I wrote a template expansion system (training/generate_data.py) that generates realistic questions from card metadata. For each of the 111 cards, it fills in scenario templates with domain-specific slot values — outcome types, sample sizes, study designs, distributional notes. A t-test card might produce: “I have blood pressure measured in two independent groups of 50 patients each. Data looks roughly normal. What test should I use?” The answer is a structured JSON object with reasoning steps, ranked recommendations, assumption checklists, and fallback methods.
888 examples from templates alone. The script also supports a teacher distillation mode — you load a larger open-source model (Qwen3-8B on a free Colab T4) and have it generate diverse, realistic questions for each card. No API keys, no cost. The hybrid approach combines both: teacher-distilled questions for diversity, templates for coverage.

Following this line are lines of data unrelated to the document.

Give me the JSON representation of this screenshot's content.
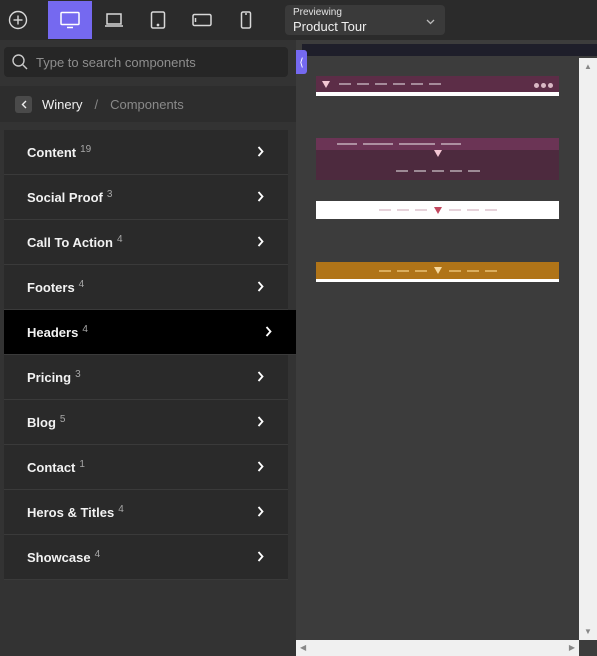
{
  "toolbar": {
    "devices": [
      "desktop-icon",
      "laptop-icon",
      "tablet-icon",
      "tablet-landscape-icon",
      "mobile-icon"
    ],
    "active_device": "desktop-icon",
    "previewing_label": "Previewing",
    "previewing_value": "Product Tour"
  },
  "search": {
    "placeholder": "Type to search components"
  },
  "breadcrumb": {
    "current": "Winery",
    "separator": "/",
    "sub": "Components"
  },
  "categories": [
    {
      "label": "Content",
      "count": "19"
    },
    {
      "label": "Social Proof",
      "count": "3"
    },
    {
      "label": "Call To Action",
      "count": "4"
    },
    {
      "label": "Footers",
      "count": "4"
    },
    {
      "label": "Headers",
      "count": "4",
      "active": true
    },
    {
      "label": "Pricing",
      "count": "3"
    },
    {
      "label": "Blog",
      "count": "5"
    },
    {
      "label": "Contact",
      "count": "1"
    },
    {
      "label": "Heros & Titles",
      "count": "4"
    },
    {
      "label": "Showcase",
      "count": "4"
    }
  ],
  "colors": {
    "accent": "#7569f0",
    "header_thumb_1": "#5c2d47",
    "header_thumb_2": "#6b3455",
    "header_thumb_3": "#ffffff",
    "header_thumb_4": "#b07418"
  }
}
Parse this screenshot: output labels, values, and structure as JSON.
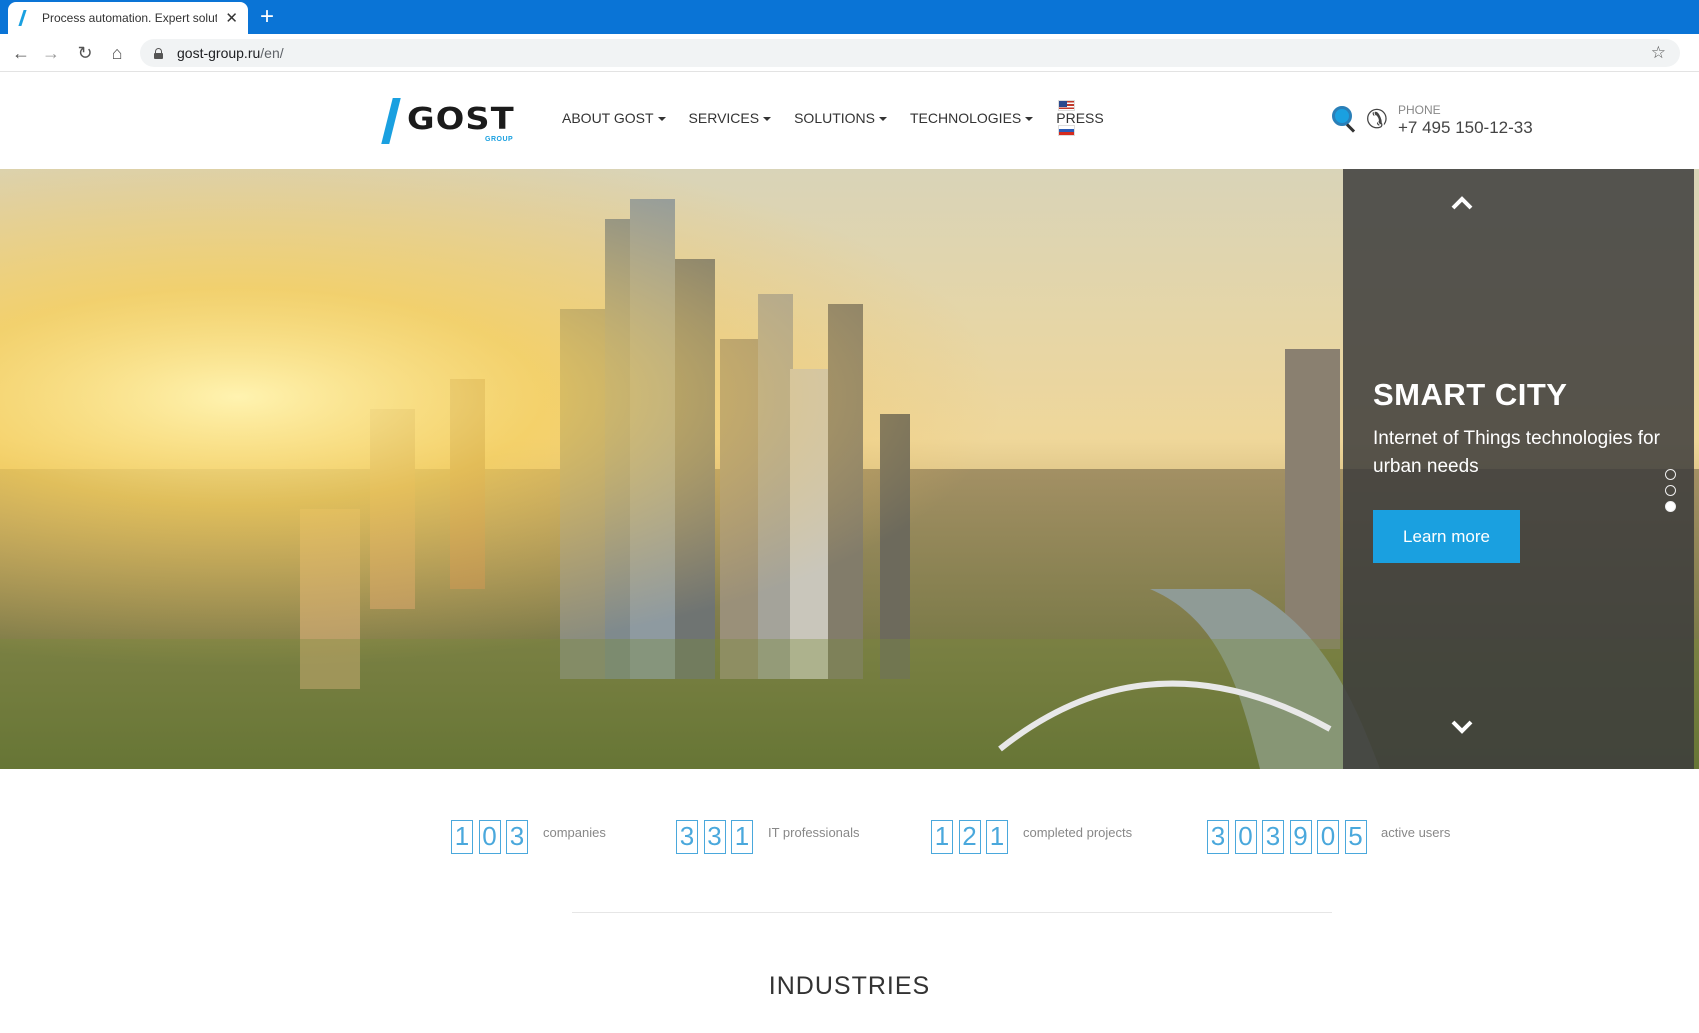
{
  "browser": {
    "tab_title": "Process automation. Expert solut",
    "new_tab": "+",
    "close": "✕",
    "url_host": "gost-group.ru",
    "url_path": "/en/"
  },
  "header": {
    "logo_text": "GOST",
    "logo_sub": "GROUP",
    "nav": [
      "ABOUT GOST",
      "SERVICES",
      "SOLUTIONS",
      "TECHNOLOGIES",
      "PRESS"
    ],
    "phone_label": "PHONE",
    "phone_number": "+7 495 150-12-33"
  },
  "hero": {
    "title": "SMART CITY",
    "subtitle": "Internet of Things technologies for urban needs",
    "button": "Learn more",
    "slide_count": 3,
    "active_slide": 3
  },
  "stats": [
    {
      "digits": [
        "1",
        "0",
        "3"
      ],
      "label": "companies"
    },
    {
      "digits": [
        "3",
        "3",
        "1"
      ],
      "label": "IT professionals"
    },
    {
      "digits": [
        "1",
        "2",
        "1"
      ],
      "label": "completed projects"
    },
    {
      "digits": [
        "3",
        "0",
        "3",
        "9",
        "0",
        "5"
      ],
      "label": "active users"
    }
  ],
  "section_title": "INDUSTRIES",
  "colors": {
    "accent": "#1aa0e0",
    "tabbar": "#0a74d6",
    "counter": "#4aa8dc"
  }
}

Every example gets validated against the JSON schema and the knowledge graph’s card IDs before it hits the training set. No hallucinated method names.
Training.
The whole pipeline runs in a single Colab notebook on a free T4 GPU. Qwen3-8B generates the teacher-distilled data, then we fine-tune Qwen2.5-1.5B-Instruct with QLoRA — freeze the base model in 4-bit precision and only train a small set of low-rank adapter weights. The key settings: LoRA rank 32, NF4 quantization, cosine learning rate schedule, effective batch size 16, 3 epochs, seed 42.
After training, the LoRA adapter gets merged back into the base model and the whole thing gets quantized to GGUF format (Q4_K_M) via llama.cpp. The final artifact is a single ~1 GB file that runs anywhere — Ollama, llama.cpp, even in-browser via WebLLM.
# register with Ollama
ollama create stat-wiz -f model/Modelfile
# ask it something
ollama run stat-wiz "I have two independent groups of 50 patients each, and I want to compare their blood pressure. Data looks roughly normal."
Temperature is set to 0 — same question, same answer, every time. No API keys, no retrieval pipeline, no vector database. The knowledge lives in the weights.
Does it work?
(This section will be updated with eval results after training. Run python training/eval.py --backend ollama --model stat-wiz to populate data/eval_report.json.)
The evaluation framework tests JSON validity (does the model return parseable JSON?), reasoning chain presence (does it show its work?), top-1 and top-3 accuracy (does it recommend the right method?), and card ID validity (does it hallucinate methods that don’t exist in the knowledge graph?).
Reflecting on the approach.
The interesting thing here isn’t the model itself — 1.5 billion parameters is small, and template-generated training data has a diversity ceiling. The interesting thing is the pipeline: you take a hand-curated, inspectable decision tree and compress it into model weights. The knowledge that used to live in if-else branches now lives in floating-point matrices.
Is that better? The wizard is deterministic and inspectable — you can trace exactly why it recommended a t-test. The model is also deterministic (temperature 0), but its reasoning chain is generated, not traced. It’s a simulation of transparency, not the real thing. On the other hand, the model handles ambiguity in ways the wizard can’t. It can reason about overlapping domains, express uncertainty, and ask follow-up questions.
What worked: using the knowledge graph as a training data source. Having 111 curated cards with structured metadata makes it trivial to generate grounded examples. QLoRA makes the compute accessible — free tier Colab is enough. GGUF makes the deployment portable — one file, many runtimes.
What I’d do differently: a larger student model. 1.5B parameters is the minimum viable size for structured JSON output. A 3B or 7B base would probably be worth the extra compute for production use — still free on Colab, just slower to train.
The code is all in the repo if you want to try it — training/ has the full pipeline from knowledge graph to GGUF.